Enquête

Conduite autonome : et si les humains ne pouvaient plus prendre le volant en 2050 ?

Clotilde Gaillard
Conduite autonome : et si les humains ne pouvaient plus prendre le volant en 2050 ?

Conduite autonome : et si les humains ne pouvaient plus prendre le volant en 2050 ?

Science-fiction ou réelle probabilité ? Le dernier rapport de l’entreprise britannique IDTechEx a tranché : lorsque les voitures autonomes de niveau 5 arriveront, les humains auront interdiction de conduire car jugés moins performants que les machines.

Ces dernières années, les améliorations apportées aux technologies des véhicules autonomes telles que le radar, le lidar, les caméras HD et les logiciels, ont fait de cet objet de mobilité futuriste une réalité de plus en plus installée. Bien sûr, à l’heure actuelle les véhicules autonomes du marché ne s’avèrent encore qu’en phase de test et la plupart n’arrivent qu’avec l’option de fonctionnalité de niveau 2 – sur six niveaux d’autonomie. Pourtant, comme le souligne le cabinet d’étude IDTechEx, l’industrie automobile apparaît techniquement prête pour des VA de niveau 3 et certains pays font même pression pour une technologie de niveau 4.

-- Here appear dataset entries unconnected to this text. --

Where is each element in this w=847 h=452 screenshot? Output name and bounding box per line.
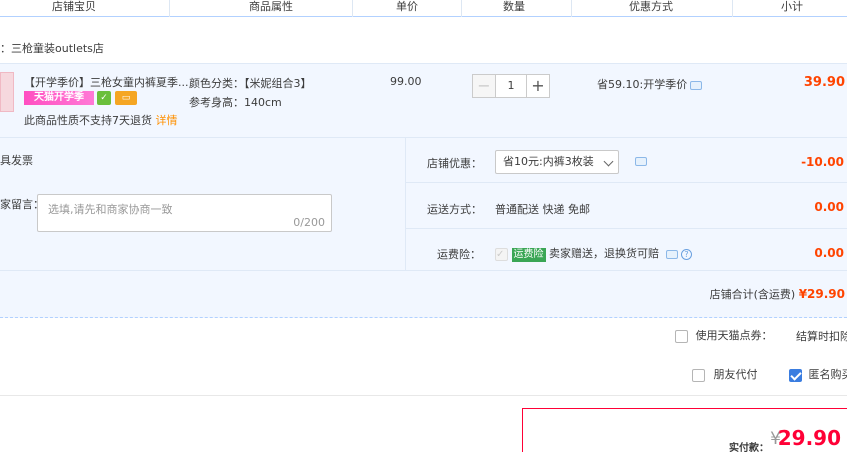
use-points-row: 使用天猫点券： [675,327,773,343]
unit-price: 99.00 [390,75,422,88]
quantity-stepper: − 1 + [472,74,558,98]
attr-color: 颜色分类：【米妮组合3】 [189,77,312,90]
header-divider [571,0,572,17]
qty-input[interactable]: 1 [496,74,526,98]
options-divider [405,138,406,270]
use-points-label: 使用天猫点券： [695,329,773,342]
insurance-checkbox[interactable] [495,247,508,261]
insurance-text: 卖家赠送，退换货可赔 [549,247,659,260]
card-icon: ▭ [115,91,137,105]
return-policy: 此商品性质不支持7天退货 详情 [24,112,178,128]
insurance-label: 运费险： [437,248,481,261]
options-divider [405,228,847,229]
shipping-label: 运送方式： [427,203,482,216]
shop-coupon-label: 店铺优惠： [427,157,482,170]
shop-coupon-value: -10.00 [801,155,844,169]
header-divider [352,0,353,17]
order-options: 具发票 家留言： 选填,请先和商家协商一致 0/200 店铺优惠： 省10元:内… [0,138,847,318]
product-thumbnail[interactable] [0,72,14,112]
payment-label: 实付款： [729,443,769,452]
item-subtotal: 39.90 [803,75,845,90]
message-counter: 0/200 [293,216,325,229]
header-subtotal: 小计 [781,0,803,13]
header-divider [461,0,462,17]
discount-info: 省59.10:开学季价 [597,76,703,92]
qty-minus-button[interactable]: − [472,74,496,98]
options-divider [405,182,847,183]
cart-item-row: 【开学季价】三枪女童内裤夏季... 天猫开学季 ✓ ▭ 此商品性质不支持7天退货… [0,63,847,138]
message-textarea[interactable]: 选填,请先和商家协商一致 0/200 [37,194,332,232]
header-attributes: 商品属性 [249,0,293,13]
payment-amount: 29.90 [777,426,841,450]
shop-name[interactable]: ：三枪童装outlets店 [0,40,104,56]
payment-summary: 实付款： ¥ 29.90 [522,408,847,452]
promo-badge: 天猫开学季 [24,91,94,105]
header-unit-price: 单价 [396,0,418,13]
shop-total-value: ¥29.90 [798,287,845,301]
section-divider [0,395,847,396]
invoice-label[interactable]: 具发票 [0,152,33,168]
points-note: 结算时扣除 [796,330,847,343]
insurance-info: 运费险 卖家赠送，退换货可赔 ? [495,245,692,262]
help-icon[interactable]: ? [681,248,692,260]
anonymous-row: 匿名购买 [789,366,847,382]
shop-total: 店铺合计(含运费) ¥29.90 [710,286,845,302]
chat-icon[interactable] [690,80,703,90]
chat-icon[interactable] [665,249,678,259]
shop-coupon-select[interactable]: 省10元:内裤3枚装 [495,150,619,174]
header-quantity: 数量 [503,0,525,13]
anonymous-label: 匿名购买 [808,368,847,381]
use-points-checkbox[interactable] [675,329,688,343]
shipping-method: 普通配送 快递 免邮 [495,203,590,216]
friend-pay-label: 朋友代付 [713,368,758,381]
shop-total-label: 店铺合计(含运费) [709,288,796,301]
shop-coupon-selected: 省10元:内裤3枚装 [503,155,594,168]
shipping-value: 0.00 [814,200,844,214]
cart-header: 店铺宝贝 商品属性 单价 数量 优惠方式 小计 [0,0,847,17]
detail-link[interactable]: 详情 [156,114,178,127]
header-divider [169,0,170,17]
chevron-down-icon [603,156,614,167]
header-divider [732,0,733,17]
message-placeholder: 选填,请先和商家协商一致 [48,203,173,216]
header-shop-item: 店铺宝贝 [52,0,96,13]
guarantee-icon: ✓ [97,91,111,105]
discount-text: 省59.10:开学季价 [597,78,688,91]
qty-plus-button[interactable]: + [526,74,550,98]
product-title[interactable]: 【开学季价】三枪女童内裤夏季... [24,74,189,90]
header-discount: 优惠方式 [629,0,673,13]
options-divider [0,270,847,271]
insurance-value: 0.00 [814,246,844,260]
friend-pay-row: 朋友代付 [692,366,758,382]
chat-icon[interactable] [635,157,647,166]
attr-height: 参考身高：140cm [189,96,282,109]
friend-pay-checkbox[interactable] [692,368,705,382]
anonymous-checkbox[interactable] [789,368,802,382]
insurance-badge: 运费险 [511,248,546,262]
return-policy-text: 此商品性质不支持7天退货 [24,114,152,127]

Voilà pourquoi le rapport de centre de recherche de Cambridge affirme que les véhicules autonomes deviendront une technologie dont le taux de présence sur nos routes pourrait atteindre 47 % et transformer durablement le marché automobile au cours des deux prochaines décennies. Dans un premier temps, son but serait toutefois de fournir une mobilité en tant que service (MaaS), secteur qui connaît déjà une forte croissance en Europe, aux États-Unis et en Chine.

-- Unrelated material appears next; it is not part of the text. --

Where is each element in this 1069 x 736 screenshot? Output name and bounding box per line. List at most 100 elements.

Des obstacles réglementaires pratiquement surmontés

Dans son enquête, IDTechEx rappelle également que, si la technologie de niveau 3 est prête depuis 2017, « les constructeurs n’ont pas été en mesure de publier ces fonctionnalités autonomes en raison de la législation, qui avait des définitions peu claires sur le fonctionnement de la technologie et sur la responsabilité en cas d’accident. » Néanmoins, les réglementations ont récemment commencé à s’assouplir, permettant au Japon, l’Allemagne ou encore au Royaume-Uni de voir des véhicules de niveau 3 circuler sur leurs routes d’ici à fin 2021. Par conséquent, IDTechEx s’attend à une adoption significative de la technologie de niveau 3 et de niveau 4 sur le marché automobile au cours des 10 à 20 prochaines années.

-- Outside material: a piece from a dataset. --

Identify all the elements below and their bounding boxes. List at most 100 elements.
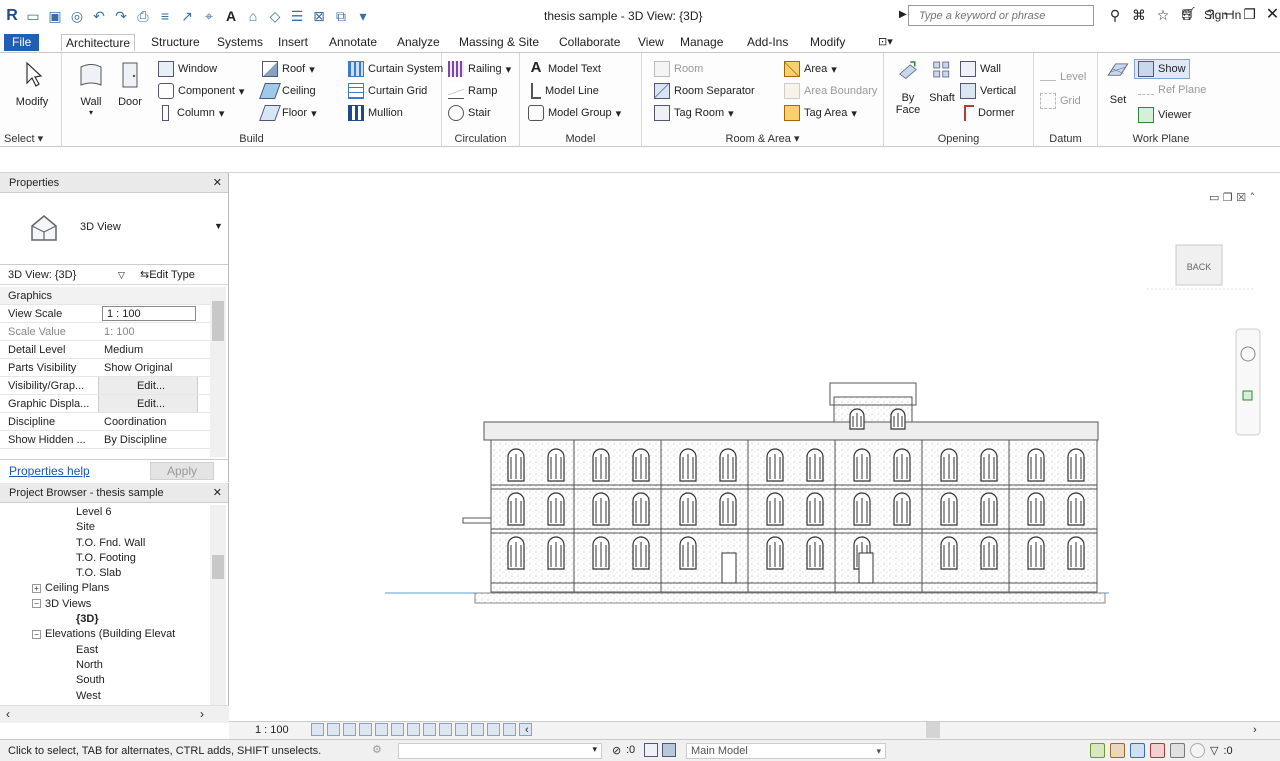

Une prédiction qui changera radicalement le paysage routier mondial. Et cela dans pas si longtemps… Pour cause : compte tenu de l’état actuel des essais et des plans existants pour une nouvelle expansion des acteurs clés – tels Waymo, Cruise ou Baidu –, IDTechEx pense que 2023 sera le début de la révolution du véhicule autonome et s’attend à ce que les essais se développent dans leurs villes existantes, puis se propagent de ville en ville de la même manière que le firent autrefois les plates-formes de covoiturage Uber, Lyft ou Didi. À cette date, les systèmes de conduite autonome seraient même à égalité avec les niveaux de sécurité humaine.

L’humain supplanté par la machine en 2050

La suite logique de ces prévisions est donc que, dans 30 ans environ, la conduite de voitures par des humains sera probablement interdite, avance l’étude IDTechEx. Il faut dire que les voitures totalement autonomes ne sont pas distraites par l’environnement qui influence habituellement les humains, à savoir le téléphone ou les autres conducteurs sur la route. Ajouté à cela le perfectionnement des technologies de conduite autonome et de l’intelligence artificielle ainsi que l’avènement de la 5G pour visualiser sans peine un avenir où les voitures se conduiront toute seules en communiquant entre elles sans temps de latence, beaucoup plus rapidement que l’attention portée par un conducteur de chair et d’os. « Théoriquement, les VA seraient même en mesure d’assurer l’ensemble des besoins de transport au monde, avec moins d’un accident par an, dès 2050 », annonce IDTechEx. Si notre remplacement au volant n’est donc pas pour tout de suite, son horizon semble de préciser concrètement.